For hosts communicating on a mixed-MTU switched network, it should be
safe for hosts implementing 4821 to increase their interface MTU beyond
that network's configured MTU. (Assuming nothing bad happens to the
network gear by sending oversized frames -- as you mentioned, this has
potential to cause some problems on very old ethernet gear.) Hosts
implementing 4821 that have a jumbo-clean path between them will
automatically take advantage of this, while still communicating with
non-4821 hosts using the standard MTU.
The difficult problem is the router's behavior. If a subnet is running
a mixed MTU, it's not clear what that router's interface MTU to that
subnet should be. It would be nice for it to forward the largest
packets that it can support; however, to be compliant with the spec it
must generate ICMP PTB messages for any packets that are too large to be
delivered. (Note, I assume here that MTU==MRU in all cases.) Since the
router does not know the MTU of each host on the subnet, the only
compliant thing for it to do is to use the smallest possible (e.g.,
standard) MTU for that network. I believe what you are describing above
is the failure mode if the router interface is configured with an MTU
higher than the standard MTU. Hosts sending from outside the router
using 4821 will work fine, but any host outside the router with a larger
MTU (that may be valid on its own network), and still relying on
classical 1122/1982 pmtud, will break.
In my mind, the question of what the router should do is the most
important in any discussion of mixed-MTU subnets. In order to generate
the correct ICMP PTB messages, a route with a large-MTU interface on a
mixed-MTU subnet would need to know the individual MTUs of each host on
that subnet. Neighbor discovery seems like the place you'd want to do
this. However, I think this is a tricky problem, and I'm not sure your
proposal solves it in full. (Think this over and tell me if I'm wrong
-- I'm not sure I understand your "The MTU detection message"s fully.)

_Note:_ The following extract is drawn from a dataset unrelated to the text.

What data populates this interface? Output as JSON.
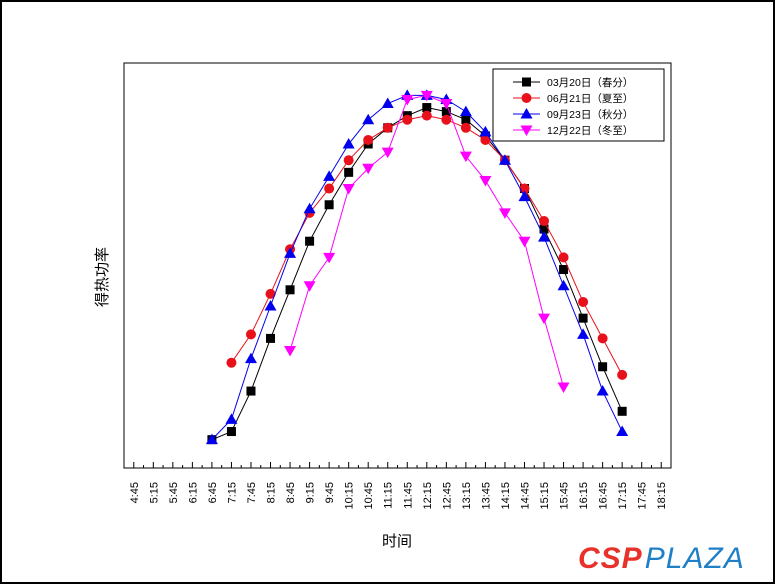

There was some talk a while back about doing jumbo ARP or jumbo DHCP to
allow routers to discover the MTU of their neighbors. Does anyone have
pointers on this? At least one Cisco router has error counters for
jumbo ARP/DHCP (google jumbo arp). I've been kicking around some ideas
in this space but none of them are fully baked, possibly not even
half-baked. ;)
One thing to note is that if you imagine a world where the vast majority
of hosts with large MTUs use 4821, it may be operationally acceptable to
deliberately break classical pmtud by not generating ICMP PTB messages.
This may not be totally far-fetched, since classical pmtud is so
fragile in practice that large MTUs are currently quite rare. This is
an imperfect solution, but with some luck it may be just good enough.